Cheese Cake as big as a standard muffin was 5 Paisa or Annas 1.25 = (< Rs 0.08)
Pastry same size as today, chicken/muttom/vege puffs, packets of 8 khari butter biscuits, Nan khatais, packet of batasas or wine cakes, were just Anna one each, that was the price also for a large 5 inch fresh bun with a liberal helping of muskah (butter) with a hot cup of tea.
Many a times as we were leaving after a spicy meal, the good natured man sporting the black horned rimmed thick glasses would politely enquire in his grammatically incorrect and broken Guajarati ; “Khaaddah? Gum-yaah”? meaning “khaadu? Gum-you” i.e. Did you like what you ate? And then hands out small packs of 4 English toffees or caramels. On other days it would be cubes of Gaaz from Iran. In response to our shy ‘thank yous’ he’d say, “God Bless you my child”.
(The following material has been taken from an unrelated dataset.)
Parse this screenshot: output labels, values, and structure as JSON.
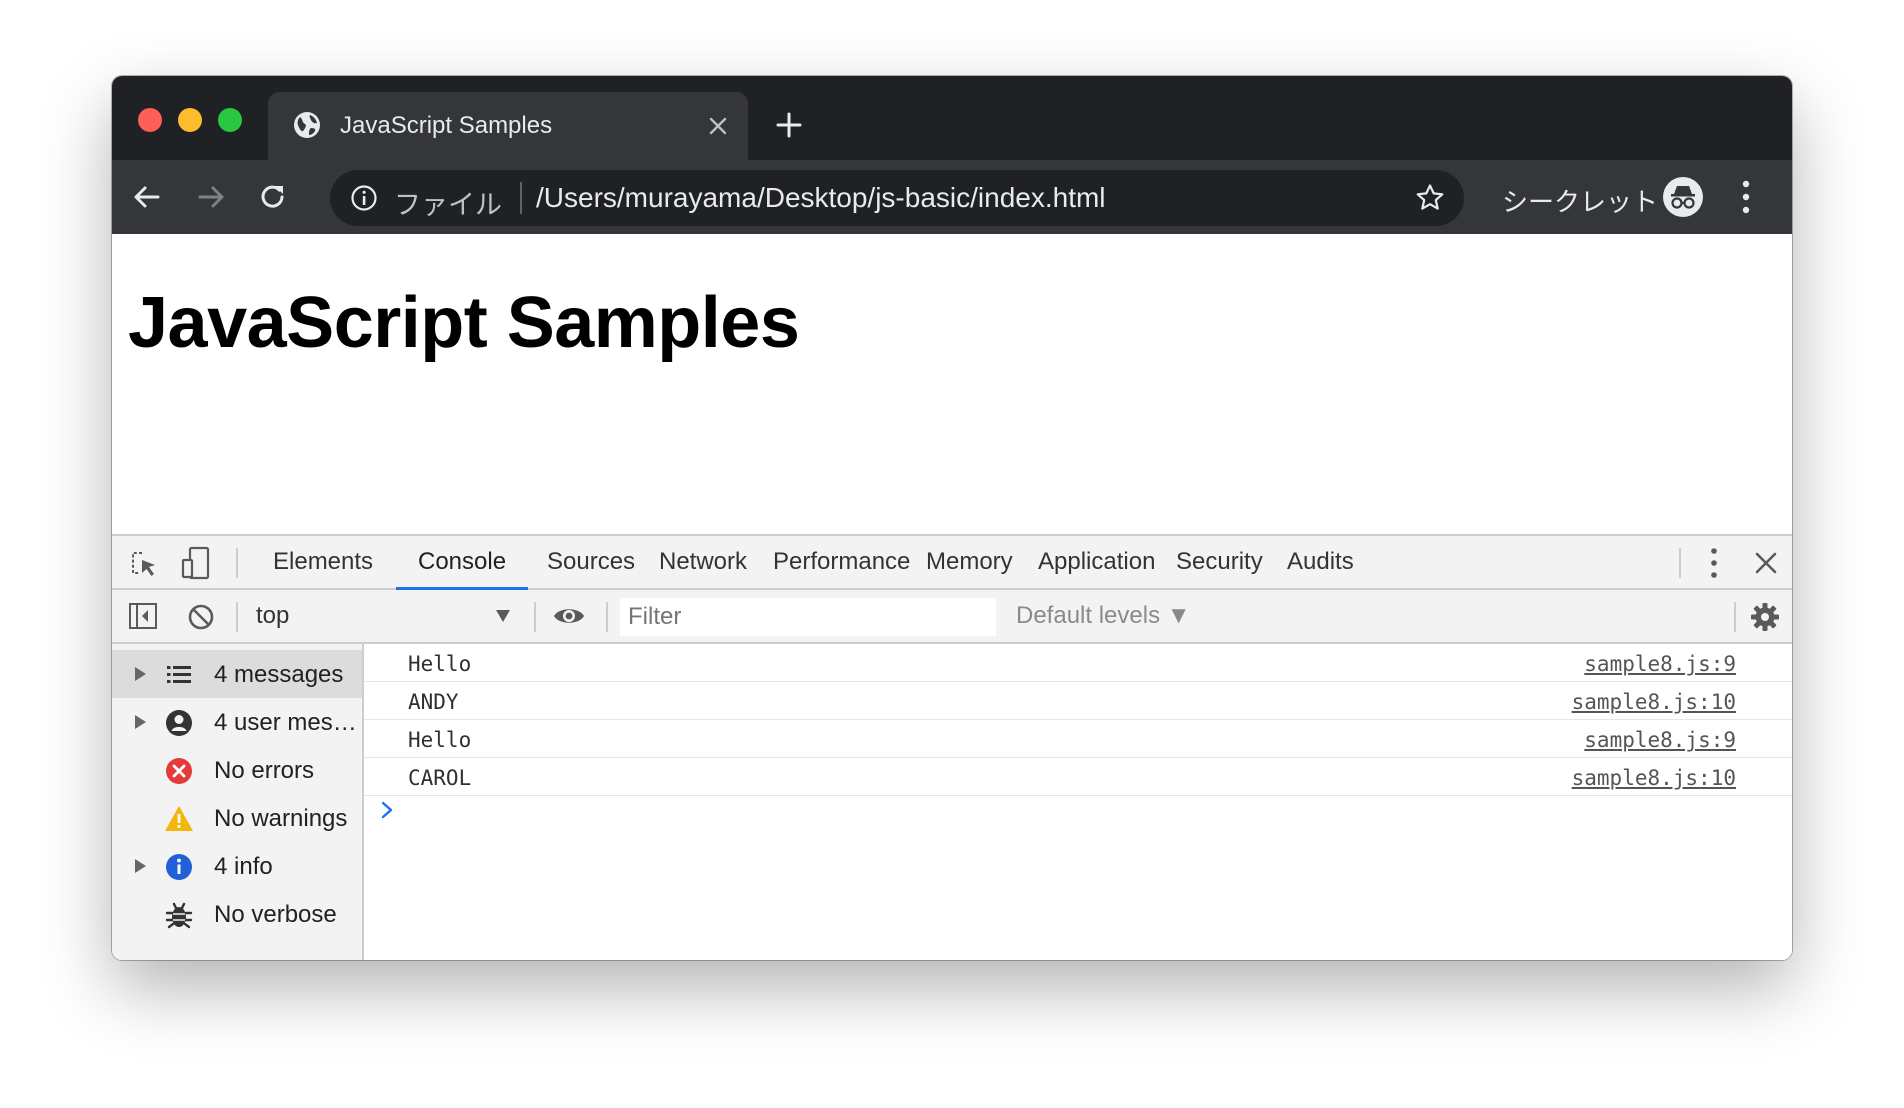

We, it seems lived in a World then full of Zarathushtis who derived joy from simple & natural things.
While selecting a table in the Ideal Restaurant we would choose the Hornby Rd side sitting so we could watch the double decker trams & busses pass by and also to walk down to the vendors on the side-walk to pick up British comics,war books and penny dreadful s. In later years and until the 70’s these sidewalk were my happy ‘hunting grounds’ for things foreign like watches, calculators, electronic gadgets, imported fabrics etc. Here sometimes you found good bargains and often got cheated.
Other of the now disappearing Irani Restaurant we frequented during the World war II days in Bombay was the Badsha’s opposite Crawford Market. This used to be one of the best place for Faloodah and Mango Juice.
There was another, Irani Restaurant that we frequented for lunch, was called Standard or something, it also was on Hornby Road, opposite Evens Frazer, (Handloom House, in later years).
Dear Mr. Sorabji,
Reading your piece above was a truly nostalgic journey for me. I had frequented Ideal restaurant in the late ’60s & 70s as a teenager till it burnt literally in front of my eyes in 1972.
Today it will pain u to know that there is a BEST power sub-station in its place.
Your vivid description of the waiters dresses and the owners horned rimmed spectacles alongwith the mouth drooling goodies and above all the unbelievable prices really
takes one into another world another time.
If u have written any more pieces on Bombay please mail
them to me i would truly love to read them
I agree with MR Vispi Mistry,the article is like a memory play back of the yesteryears,of the fifties and sixties,I was residing in the Fort area (Flora Fountain )and vividly remember Ideal restaurant with huge convex and concave mirrors on one side of the wall.We, used to stand in front of the mirror and enjoy making funny faces, yes those were the days my friend.
Thx , once again,
people, pelase contribute to my humble website! these are the memories we want to hear about!
Really enjoyed reading the piece on Ideal Restaurant and the recreation of those halcyon days when you had the time to relax over bun maska chai, while watching the world pass by outside.